PRIMARY CELLS

Galvani, an Italian physician, discovered, in 1786, that a current of electricity could be produced by chemical action. In 1800, Volta, a physicist, also an Italian, threw further light on Galvani's discovery and produced what we know as the voltaic, or galvanic, cell. In honor of these two discoverers we have the words volt, galvanic, and the various words and terms derived therefrom.

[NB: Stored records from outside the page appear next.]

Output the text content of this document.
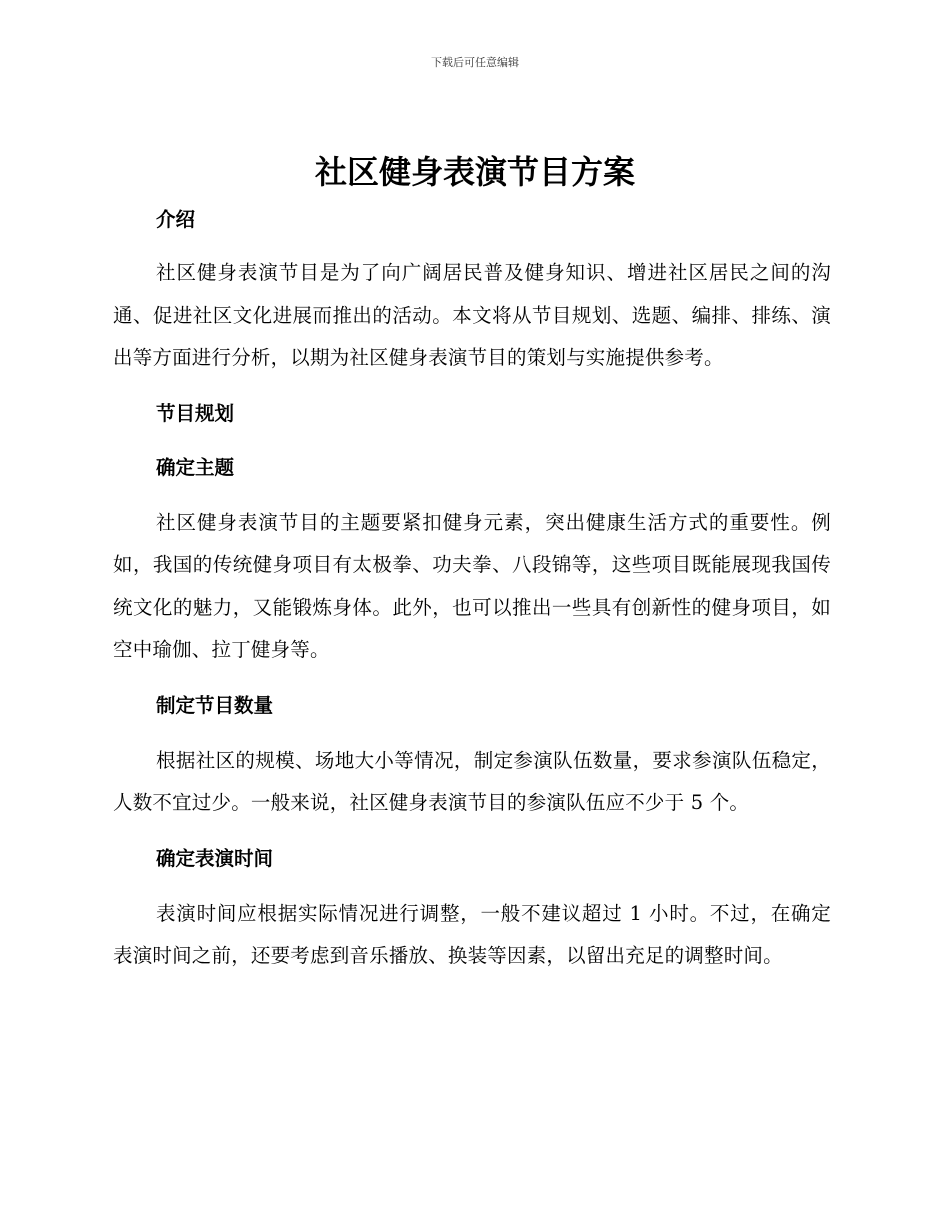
下载后可任意编辑
社区健身表演节目方案
介绍

社区健身表演节目是为了向广阔居民普及健身知识、增进社区居民之间的沟通、促进社区文化进展而推出的活动。本文将从节目规划、选题、编排、排练、演出等方面进行分析，以期为社区健身表演节目的策划与实施提供参考。

节目规划
确定主题

社区健身表演节目的主题要紧扣健身元素，突出健康生活方式的重要性。例如，我国的传统健身项目有太极拳、功夫拳、八段锦等，这些项目既能展现我国传统文化的魅力，又能锻炼身体。此外，也可以推出一些具有创新性的健身项目，如空中瑜伽、拉丁健身等。

制定节目数量

根据社区的规模、场地大小等情况，制定参演队伍数量，要求参演队伍稳定，人数不宜过少。一般来说，社区健身表演节目的参演队伍应不少于 5 个。

确定表演时间

表演时间应根据实际情况进行调整，一般不建议超过 1 小时。不过，在确定表演时间之前，还要考虑到音乐播放、换装等因素，以留出充足的调整时间。
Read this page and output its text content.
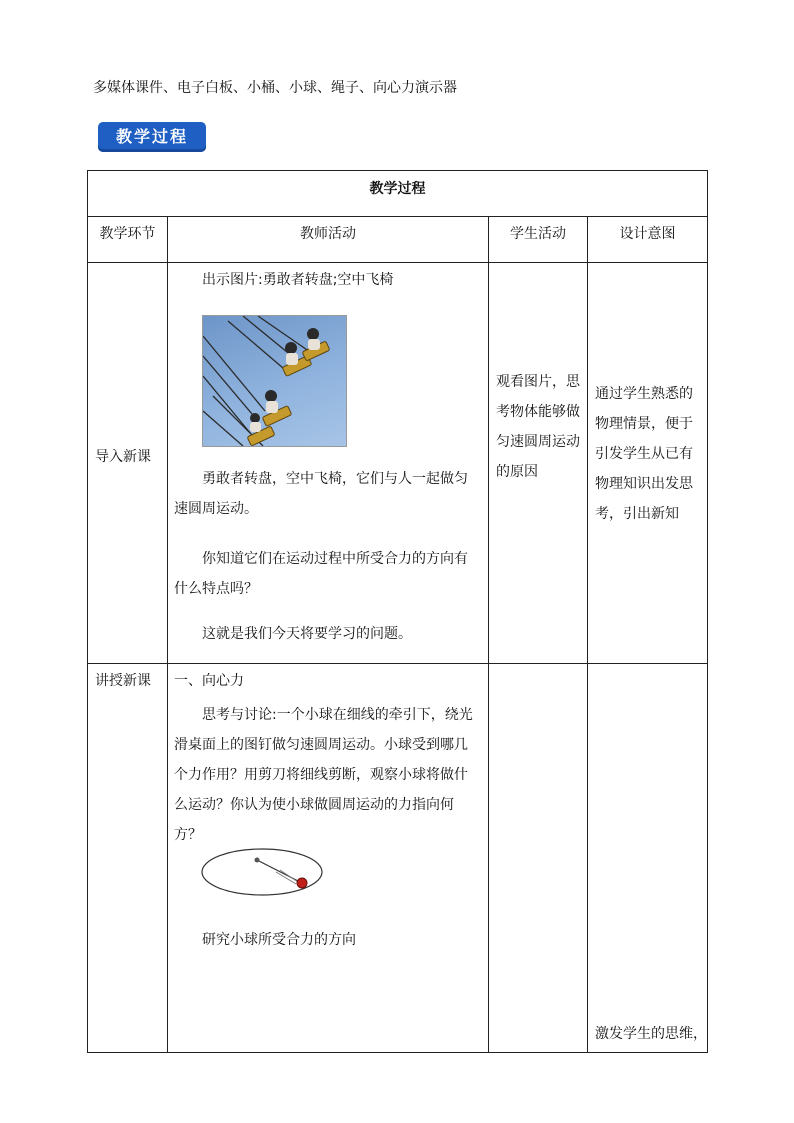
多媒体课件、电子白板、小桶、小球、绳子、向心力演示器
教学过程
教学过程			
教学环节	教师活动	学生活动	设计意图

导入新课	出示图片:勇敢者转盘;空中飞椅
勇敢者转盘，空中飞椅，它们与人一起做匀速圆周运动。
你知道它们在运动过程中所受合力的方向有什么特点吗？
这就是我们今天将要学习的问题。	观看图片，思考物体能够做匀速圆周运动的原因	通过学生熟悉的物理情景，便于引发学生从已有物理知识出发思考，引出新知

讲授新课	一、向心力
思考与讨论:一个小球在细线的牵引下，绕光滑桌面上的图钉做匀速圆周运动。小球受到哪几个力作用？用剪刀将细线剪断，观察小球将做什么运动？你认为使小球做圆周运动的力指向何方？
研究小球所受合力的方向		激发学生的思维，
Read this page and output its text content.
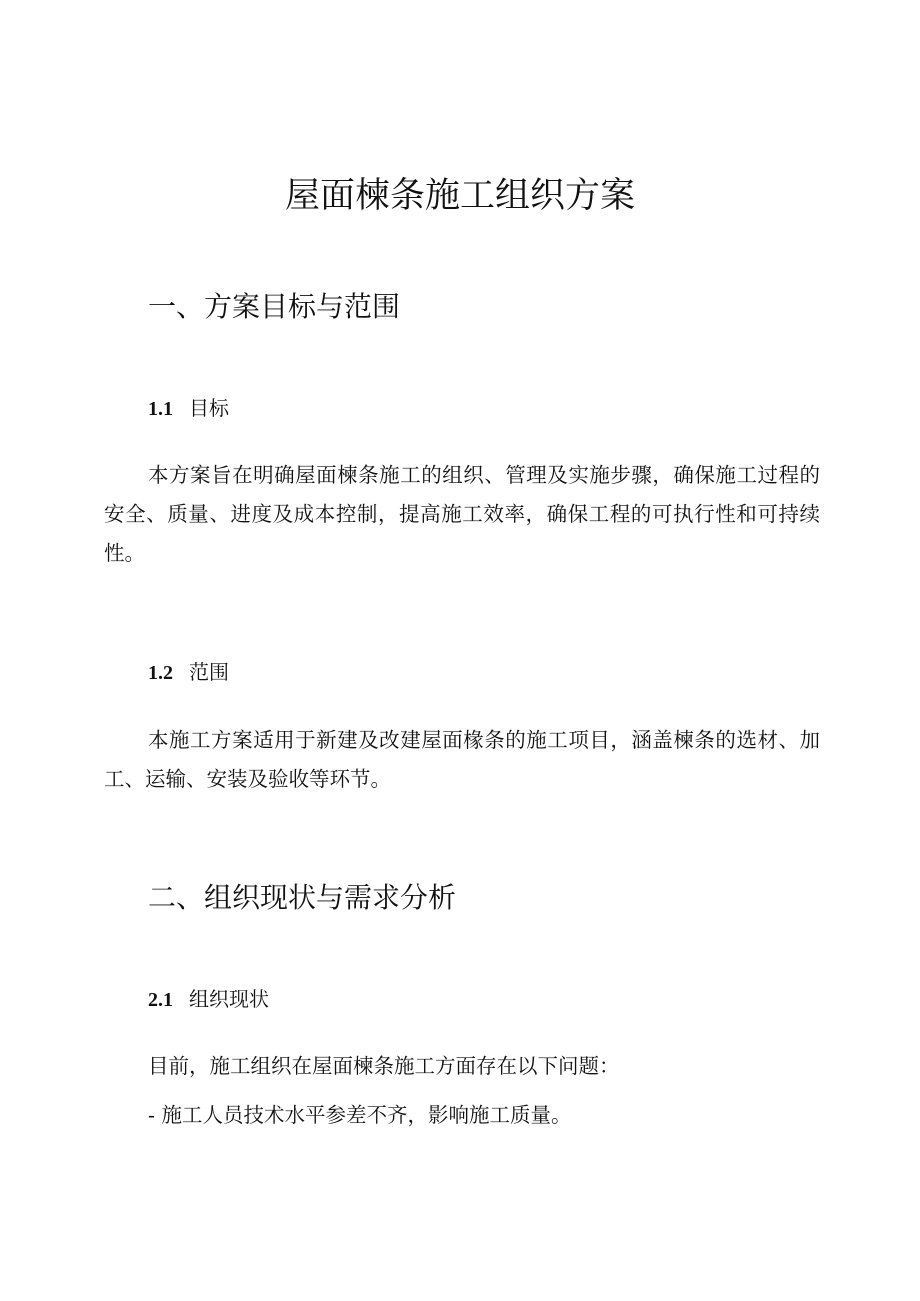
屋面楝条施工组织方案
一、方案目标与范围
1.1 目标

本方案旨在明确屋面楝条施工的组织、管理及实施步骤，确保施工过程的安全、质量、进度及成本控制，提高施工效率，确保工程的可执行性和可持续性。

1.2 范围

本施工方案适用于新建及改建屋面椽条的施工项目，涵盖楝条的选材、加工、运输、安装及验收等环节。

二、组织现状与需求分析
2.1 组织现状

目前，施工组织在屋面楝条施工方面存在以下问题：

- 施工人员技术水平参差不齐，影响施工质量。
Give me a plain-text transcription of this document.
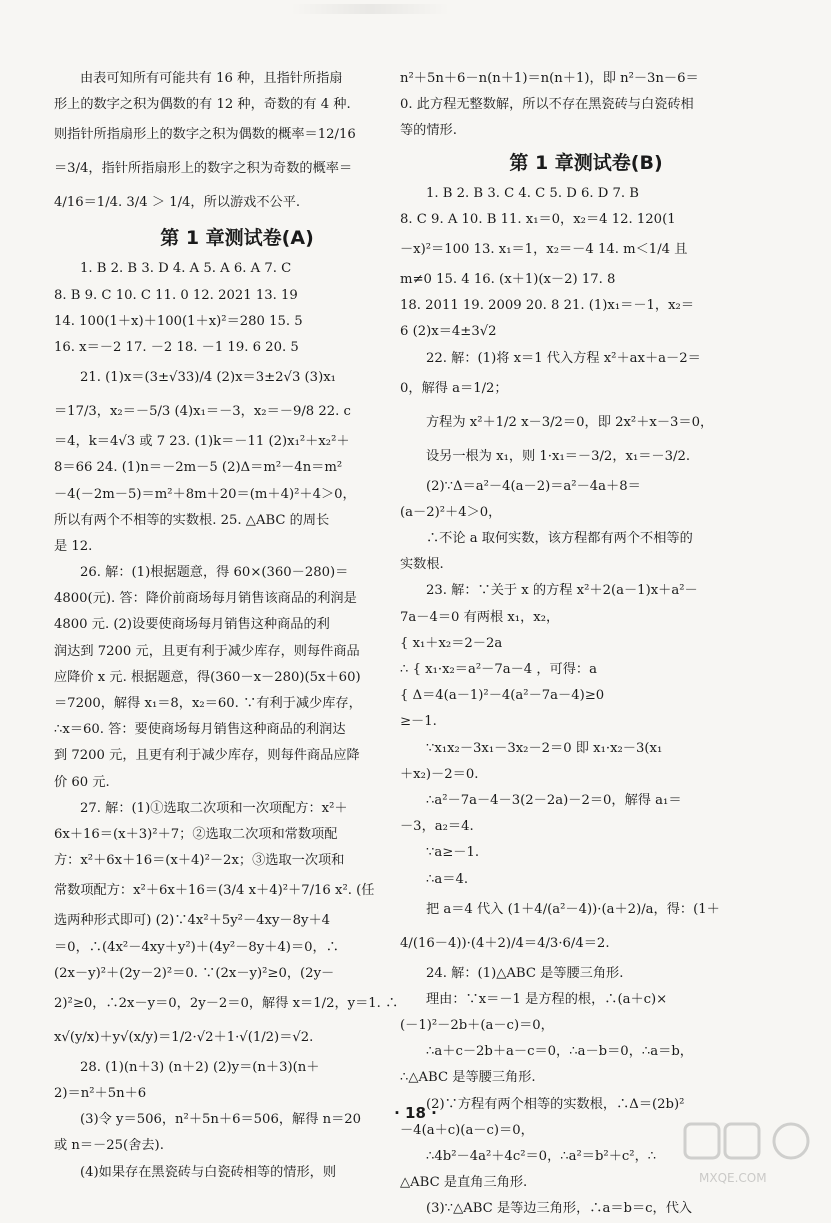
由表可知所有可能共有 16 种，且指针所指扇
形上的数字之积为偶数的有 12 种，奇数的有 4 种.
则指针所指扇形上的数字之积为偶数的概率＝12/16
＝3/4，指针所指扇形上的数字之积为奇数的概率＝
4/16＝1/4. 3/4 ＞ 1/4，所以游戏不公平.
第 1 章测试卷(A)
1. B 2. B 3. D 4. A 5. A 6. A 7. C
8. B 9. C 10. C 11. 0 12. 2021 13. 19
14. 100(1＋x)＋100(1＋x)²＝280 15. 5
16. x＝－2 17. －2 18. －1 19. 6 20. 5
21. (1)x＝(3±√33)/4 (2)x＝3±2√3 (3)x₁
＝17/3，x₂＝－5/3 (4)x₁＝－3，x₂＝－9/8 22. c
＝4，k＝4√3 或 7 23. (1)k＝－11 (2)x₁²＋x₂²＋
8＝66 24. (1)n＝－2m－5 (2)Δ＝m²－4n＝m²
－4(－2m－5)＝m²＋8m＋20＝(m＋4)²＋4＞0，
所以有两个不相等的实数根. 25. △ABC 的周长
是 12.
26. 解：(1)根据题意，得 60×(360－280)＝
4800(元). 答：降价前商场每月销售该商品的利润是
4800 元. (2)设要使商场每月销售这种商品的利
润达到 7200 元，且更有利于减少库存，则每件商品
应降价 x 元. 根据题意，得(360－x－280)(5x＋60)
＝7200，解得 x₁＝8，x₂＝60. ∵有利于减少库存，
∴x＝60. 答：要使商场每月销售这种商品的利润达
到 7200 元，且更有利于减少库存，则每件商品应降
价 60 元.
27. 解：(1)①选取二次项和一次项配方：x²＋
6x＋16＝(x＋3)²＋7；②选取二次项和常数项配
方：x²＋6x＋16＝(x＋4)²－2x；③选取一次项和
常数项配方：x²＋6x＋16＝(3/4 x＋4)²＋7/16 x². (任
选两种形式即可) (2)∵4x²＋5y²－4xy－8y＋4
＝0，∴(4x²－4xy＋y²)＋(4y²－8y＋4)＝0，∴
(2x－y)²＋(2y－2)²＝0. ∵(2x－y)²≥0，(2y－
2)²≥0，∴2x－y＝0，2y－2＝0，解得 x＝1/2，y＝1. ∴
x√(y/x)＋y√(x/y)＝1/2·√2＋1·√(1/2)＝√2.
28. (1)(n＋3) (n＋2) (2)y＝(n＋3)(n＋
2)＝n²＋5n＋6
(3)令 y＝506，n²＋5n＋6＝506，解得 n＝20
或 n＝－25(舍去).
(4)如果存在黑瓷砖与白瓷砖相等的情形，则
n²＋5n＋6－n(n＋1)＝n(n＋1)，即 n²－3n－6＝
0. 此方程无整数解，所以不存在黑瓷砖与白瓷砖相
等的情形.
第 1 章测试卷(B)
1. B 2. B 3. C 4. C 5. D 6. D 7. B
8. C 9. A 10. B 11. x₁＝0，x₂＝4 12. 120(1
－x)²＝100 13. x₁＝1，x₂＝－4 14. m＜1/4 且
m≠0 15. 4 16. (x＋1)(x－2) 17. 8
18. 2011 19. 2009 20. 8 21. (1)x₁＝－1，x₂＝
6 (2)x＝4±3√2
22. 解：(1)将 x＝1 代入方程 x²＋ax＋a－2＝
0，解得 a＝1/2；
方程为 x²＋1/2 x－3/2＝0，即 2x²＋x－3＝0，
设另一根为 x₁，则 1·x₁＝－3/2，x₁＝－3/2.
(2)∵Δ＝a²－4(a－2)＝a²－4a＋8＝
(a－2)²＋4＞0，
∴不论 a 取何实数，该方程都有两个不相等的
实数根.
23. 解：∵关于 x 的方程 x²＋2(a－1)x＋a²－
7a－4＝0 有两根 x₁，x₂，
{ x₁＋x₂＝2－2a
∴ { x₁·x₂＝a²－7a－4 ，可得：a
{ Δ＝4(a－1)²－4(a²－7a－4)≥0
≥－1.
∵x₁x₂－3x₁－3x₂－2＝0 即 x₁·x₂－3(x₁
＋x₂)－2＝0.
∴a²－7a－4－3(2－2a)－2＝0，解得 a₁＝
－3，a₂＝4.
∵a≥－1.
∴a＝4.
把 a＝4 代入 (1＋4/(a²－4))·(a＋2)/a，得：(1＋
4/(16－4))·(4＋2)/4＝4/3·6/4＝2.
24. 解：(1)△ABC 是等腰三角形.
理由：∵x＝－1 是方程的根，∴(a＋c)×
(－1)²－2b＋(a－c)＝0，
∴a＋c－2b＋a－c＝0，∴a－b＝0，∴a＝b，
∴△ABC 是等腰三角形.
(2)∵方程有两个相等的实数根，∴Δ＝(2b)²
－4(a＋c)(a－c)＝0，
∴4b²－4a²＋4c²＝0，∴a²＝b²＋c²，∴
△ABC 是直角三角形.
(3)∵△ABC 是等边三角形，∴a＝b＝c，代入
· 18 ·
MXQE.COM
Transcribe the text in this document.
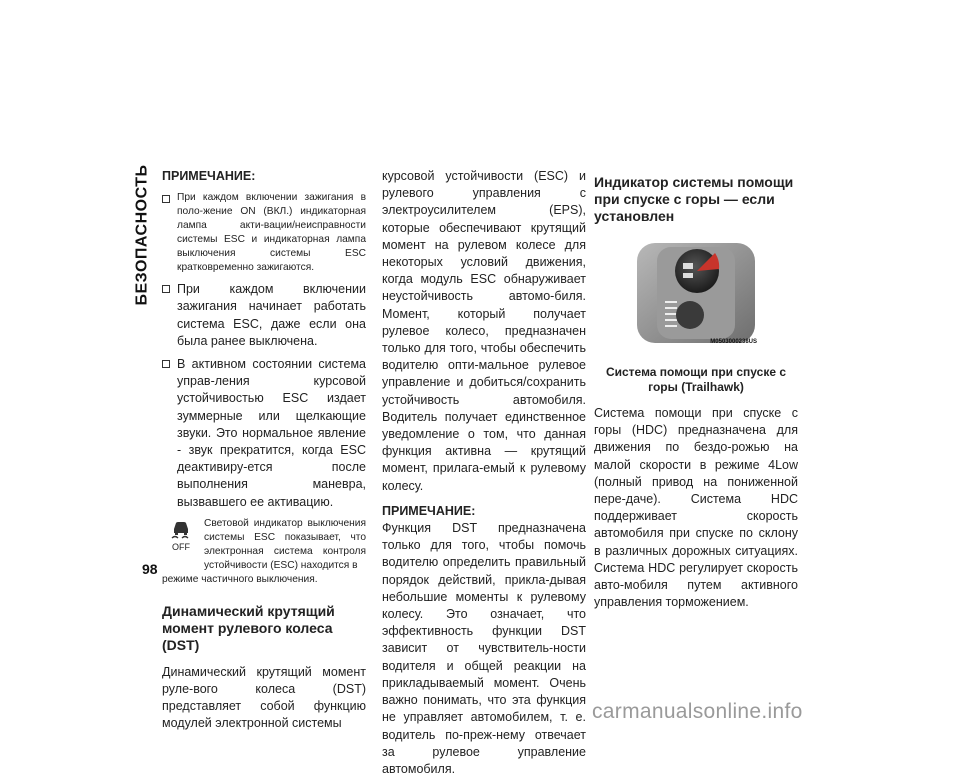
БЕЗОПАСНОСТЬ
98
ПРИМЕЧАНИЕ:
При каждом включении зажигания в поло-жение ON (ВКЛ.) индикаторная лампа акти-вации/неисправности системы ESC и индикаторная лампа выключения системы ESC кратковременно зажигаются.
При каждом включении зажигания начинает работать система ESC, даже если она была ранее выключена.
В активном состоянии система управ-ления курсовой устойчивостью ESC издает зуммерные или щелкающие звуки. Это нормальное явление - звук прекратится, когда ESC деактивиру-ется после выполнения маневра, вызвавшего ее активацию.
OFF
Световой индикатор выключения системы ESC показывает, что электронная система контроля устойчивости (ESC) находится в
режиме частичного выключения.
Динамический крутящий момент рулевого колеса (DST)

Динамический крутящий момент руле-вого колеса (DST) представляет собой функцию модулей электронной системы

курсовой устойчивости (ESC) и рулевого управления с электроусилителем (EPS), которые обеспечивают крутящий момент на рулевом колесе для некоторых условий движения, когда модуль ESC обнаруживает неустойчивость автомо-биля. Момент, который получает рулевое колесо, предназначен только для того, чтобы обеспечить водителю опти-мальное рулевое управление и добиться/сохранить устойчивость автомобиля. Водитель получает единственное уведомление о том, что данная функция активна — крутящий момент, прилага-емый к рулевому колесу.

ПРИМЕЧАНИЕ:

Функция DST предназначена только для того, чтобы помочь водителю определить правильный порядок действий, прикла-дывая небольшие моменты к рулевому колесу. Это означает, что эффективность функции DST зависит от чувствитель-ности водителя и общей реакции на прикладываемый момент. Очень важно понимать, что эта функция не управляет автомобилем, т. е. водитель по-преж-нему отвечает за рулевое управление автомобиля.

Индикатор системы помощи при спуске с горы — если установлен
M0503000238US
Система помощи при спуске с горы (Trailhawk)

Система помощи при спуске с горы (HDC) предназначена для движения по бездо-рожью на малой скорости в режиме 4Low (полный привод на пониженной пере-даче). Система HDC поддерживает скорость автомобиля при спуске по склону в различных дорожных ситуациях. Система HDC регулирует скорость авто-мобиля путем активного управления торможением.

carmanualsonline.info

Simple Voltaic Cell. A very simple voltaic cell may be made by placing two plates, one of copper and one of zinc, in a glass vessel partly filled with dilute sulphuric acid, as shown in Fig. 60. When the two plates are not connected by a wire or other conductor, experiment shows that the copper plate bears a positive charge with respect to the zinc plate, and the zinc plate bears a negative charge with respect to the copper. When the two plates are connected by a wire, a current flows from the copper to the zinc plate through the metallic path of the wire, just as is to be expected when any conductor of relatively high electrical potential is joined to one of relatively low electrical potential. Ordinarily, when one charged body is connected to another of different potential, the resulting current is of but momentary duration, due to the redistribution of the charges and consequent equalization of potential. In the case of the simple cell, however, the current is continuous, showing that some action is maintaining the charges on the two plates and therefore maintaining the difference of potential between them. The energy of this current is derived from the chemical action of the acid on the zinc. The cell is in reality a sort of a zinc-burning furnace.

In the action of the cell, when the two plates are joined by a wire, it may be noticed that the zinc plate is consumed and that bubbles of hydrogen gas are formed on the surface of the copper plate.

Theory. Just why or how chemical action in a voltaic cell results in the production of a negative charge on the consumed plate is not known. Modern theory has it that when an acid is diluted in water the molecules of the acid are split up or dissociated into two oppositely charged atoms, or groups of atoms, one bearing a positive charge and the other a negative charge of electricity. Such charged atoms or groups of atoms are called ions. This separation of the molecules of a chemical compound into positively and negatively charged ions is called dissociation.

Thus, in the simple cell under consideration the sulphuric acid, by dissociation, splits up into hydrogen ions bearing positive charges, and SO₄ ions bearing negative charges. The solution as a whole is neutral in potential, having an equal number of equal and opposite charges.

Fig. 60. Simple Voltaic Cell
[View full size illustration.]

It is known that when a metal is being dissolved by an acid, each atom of the metal which is torn off by the solution leaves the metal as a positively charged ion. The carrying away of positive charges from a hitherto neutral body leaves that body with a negative charge. Hence the zinc, or consumed plate, becomes negatively charged.